The Max failed login attempts option tells VPOP3 how many failed login attempts to allow before dropping the connection. The default is 3.
The Concurrent logins for a user option limits the number of concurrent logins for a particular user. The main purpose for this option is that some email clients will connect to an account and instantly open up a connection for each mail folder which exists in that account. In some cases this can mean that VPOP3 suddenly has to handle 200+ new connections. It will do this, but it may take some time - the problem is that some clients will time out while this is happening, and will reconnect with a new 200+ connections. After a short time VPOP3 will grind to a halt processing new logins for a single user. Most well-behaved clients will limit themselves to 3-5 connections, so allowing 20 concurrent connections will allow about 4 people/devices to access the same mailbox at once. If you know that your clients are well-behaved you can increase this as necessary. If the limit is reached, then further attempts to log in will receive an error message Too many logins for this user.
The Concurrent logins from an IP address setting is similar to the above setting, but restricts the number of logins from a single IP address. This is usually set much higher than the previous setting, because people often connect to VPOP3 over a shared connection, so many users will have the same IP address. If the limit is reached, then further attempts to log in will receive the error message Too many connections from this address!
The Concurrent FETCHes for a user option lets you limit how many concurrent message FETCH commands VPOP3 will run for a specific user. Usually there will just be one or two FETCHes running at once, but badly behaved clients have been known to issue lots of FETCH commands which can overload the server. If more FETCH commands are issued than this option allows, VPOP3 will queue them up and wait for up to 40 seconds for a current FETCH command to finish. If no free FETCH 'slots' are available then an error Too many current FETCHes active will be returned.
The Concurrent FETCHes for this server option lets you limit how many concurrent message FETCH commands VPOP3 will run on the whole server. If there are too many concurrent FETCH commands it can overload the server. If more FETCH commands are issued than this option allows, VPOP3 will queue them up and wait for up to 40 seconds for a current FETCH command to finish. If the timeout is reached then an error Too many current FETCHes active will be returned.

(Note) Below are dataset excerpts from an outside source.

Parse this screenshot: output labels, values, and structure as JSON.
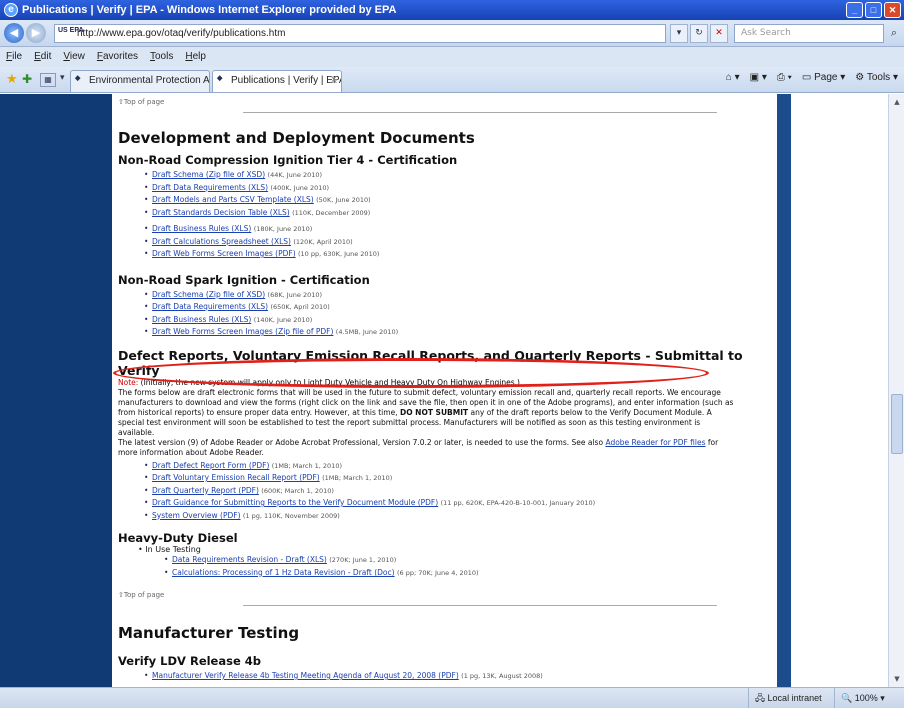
{
  "window": {
    "title": "Publications | Verify | EPA - Windows Internet Explorer provided by EPA"
  },
  "address": {
    "url": "http://www.epa.gov/otaq/verify/publications.htm",
    "favicon": "US EPA",
    "search_placeholder": "Ask Search"
  },
  "menu": [
    "File",
    "Edit",
    "View",
    "Favorites",
    "Tools",
    "Help"
  ],
  "tabs": [
    {
      "label": "Environmental Protection Ag..."
    },
    {
      "label": "Publications | Verify | EPA",
      "close": "X"
    }
  ],
  "commands": {
    "page": "Page",
    "tools": "Tools"
  },
  "content": {
    "top_of_page": "⇧Top of page",
    "dev_heading": "Development and Deployment Documents",
    "nrci": {
      "heading": "Non-Road Compression Ignition Tier 4 - Certification",
      "group1": [
        {
          "link": "Draft Schema (Zip file of XSD)",
          "meta": "(44K, June 2010)"
        },
        {
          "link": "Draft Data Requirements (XLS)",
          "meta": "(400K, June 2010)"
        },
        {
          "link": "Draft Models and Parts CSV Template (XLS)",
          "meta": "(50K, June 2010)"
        },
        {
          "link": "Draft Standards Decision Table (XLS)",
          "meta": "(110K, December 2009)"
        }
      ],
      "group2": [
        {
          "link": "Draft Business Rules (XLS)",
          "meta": "(180K, June 2010)"
        },
        {
          "link": "Draft Calculations Spreadsheet (XLS)",
          "meta": "(120K, April 2010)"
        },
        {
          "link": "Draft Web Forms Screen Images (PDF)",
          "meta": "(10 pp, 630K, June 2010)"
        }
      ]
    },
    "nrsi": {
      "heading": "Non-Road Spark Ignition - Certification",
      "items": [
        {
          "link": "Draft Schema (Zip file of XSD)",
          "meta": "(68K, June 2010)"
        },
        {
          "link": "Draft Data Requirements (XLS)",
          "meta": "(650K, April 2010)"
        },
        {
          "link": "Draft Business Rules (XLS)",
          "meta": "(140K, June 2010)"
        },
        {
          "link": "Draft Web Forms Screen Images (Zip file of PDF)",
          "meta": "(4.5MB, June 2010)"
        }
      ]
    },
    "defect": {
      "heading": "Defect Reports, Voluntary Emission Recall Reports, and Quarterly Reports - Submittal to Verify",
      "note_label": "Note:",
      "note_text": "(Initially, the new system will apply only to Light Duty Vehicle and Heavy Duty On Highway Engines.)",
      "body_1": "The forms below are draft electronic forms that will be used in the future to submit defect, voluntary emission recall and, quarterly recall reports. We encourage manufacturers to download and view the forms (right click on the link and save the file, then open it in one of the Adobe programs), and enter information (such as from historical reports) to ensure proper data entry. However, at this time,",
      "body_bold": "DO NOT SUBMIT",
      "body_2": "any of the draft reports below to the Verify Document Module. A special test environment will soon be established to test the report submittal process. Manufacturers will be notified as soon as this testing environment is available.",
      "body_3": "The latest version (9) of Adobe Reader or Adobe Acrobat Professional, Version 7.0.2 or later, is needed to use the forms. See also",
      "body_link": "Adobe Reader for PDF files",
      "body_4": "for more information about Adobe Reader.",
      "items": [
        {
          "link": "Draft Defect Report Form (PDF)",
          "meta": "(1MB; March 1, 2010)"
        },
        {
          "link": "Draft Voluntary Emission Recall Report (PDF)",
          "meta": "(1MB; March 1, 2010)"
        },
        {
          "link": "Draft Quarterly Report (PDF)",
          "meta": "(600K; March 1, 2010)"
        },
        {
          "link": "Draft Guidance for Submitting Reports to the Verify Document Module (PDF)",
          "meta": "(11 pp, 620K, EPA-420-B-10-001, January 2010)"
        },
        {
          "link": "System Overview (PDF)",
          "meta": "(1 pg, 110K, November 2009)"
        }
      ]
    },
    "hdd": {
      "heading": "Heavy-Duty Diesel",
      "sub": "In Use Testing",
      "items": [
        {
          "link": "Data Requirements Revision - Draft (XLS)",
          "meta": "(270K; June 1, 2010)"
        },
        {
          "link": "Calculations: Processing of 1 Hz Data Revision - Draft (Doc)",
          "meta": "(6 pp; 70K; June 4, 2010)"
        }
      ]
    },
    "top_of_page_2": "⇧Top of page",
    "mfg_heading": "Manufacturer Testing",
    "ldv": {
      "heading": "Verify LDV Release 4b",
      "items": [
        {
          "link": "Manufacturer Verify Release 4b Testing Meeting Agenda of August 20, 2008 (PDF)",
          "meta": "(1 pg, 13K, August 2008)"
        }
      ]
    }
  },
  "status": {
    "zone": "Local intranet",
    "zoom": "100%"
  },
  "colors": {
    "nav": "#103a73",
    "link": "#1a3fb0",
    "annotation": "#e2201a"
  }
}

The Concurrent SEARCHes for a user option lets you limit how many concurrent message SEARCH commands VPOP3 will run for a specific user. Usually there will just be at most one SEARCH running at once. SEARCH commands can be very time consuming and put load on the server, especially with large mail folders, so it is best to keep this to a small limit to avoid overloading the server. If more SEARCH commands are issued than this option allows, VPOP3 will queue them up and wait for up to 30 seconds for a current SEARCH command to finish. If the timeout is reached then an error Too many concurrent searches - try again later will be returned.

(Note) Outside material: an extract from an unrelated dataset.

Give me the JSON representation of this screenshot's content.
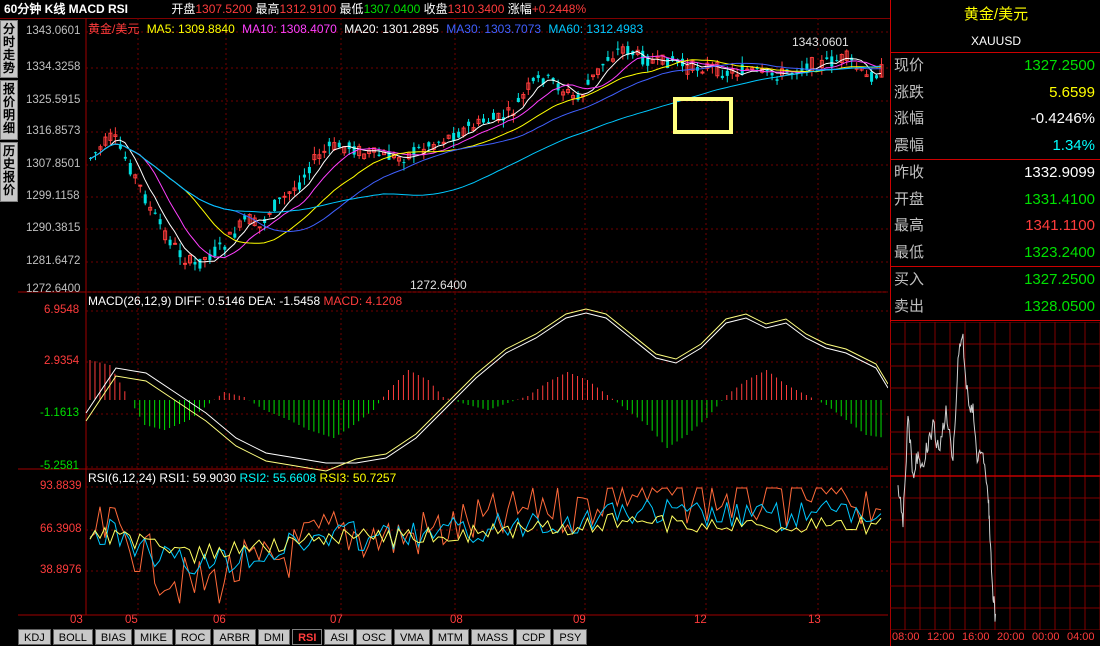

With the various Concurrent limits, the main risk is that email clients will sometimes retry actions if the previous attempt took too long. This will mean that if the client retries after 60 seconds, and a SEARCH, for instance, will take 5 minutes, then the email client will issue a duplicate SEARCH command after 1 minute. VPOP3 will now be doing the SEARCH twice, which will take even longer. Then after another minute, the email client will issue another duplicate SEARCH command, slowing things down further. After a few minutes the server will have ground to a halt trying to process many identical SEARCH commands. There is not really a nice way around this from the server's point of view other than to block extra commands which is what these options allow. The email client should not really retry commands unless it has received an error such as the connection being dropped, or it should wait a lot longer than 1 minute.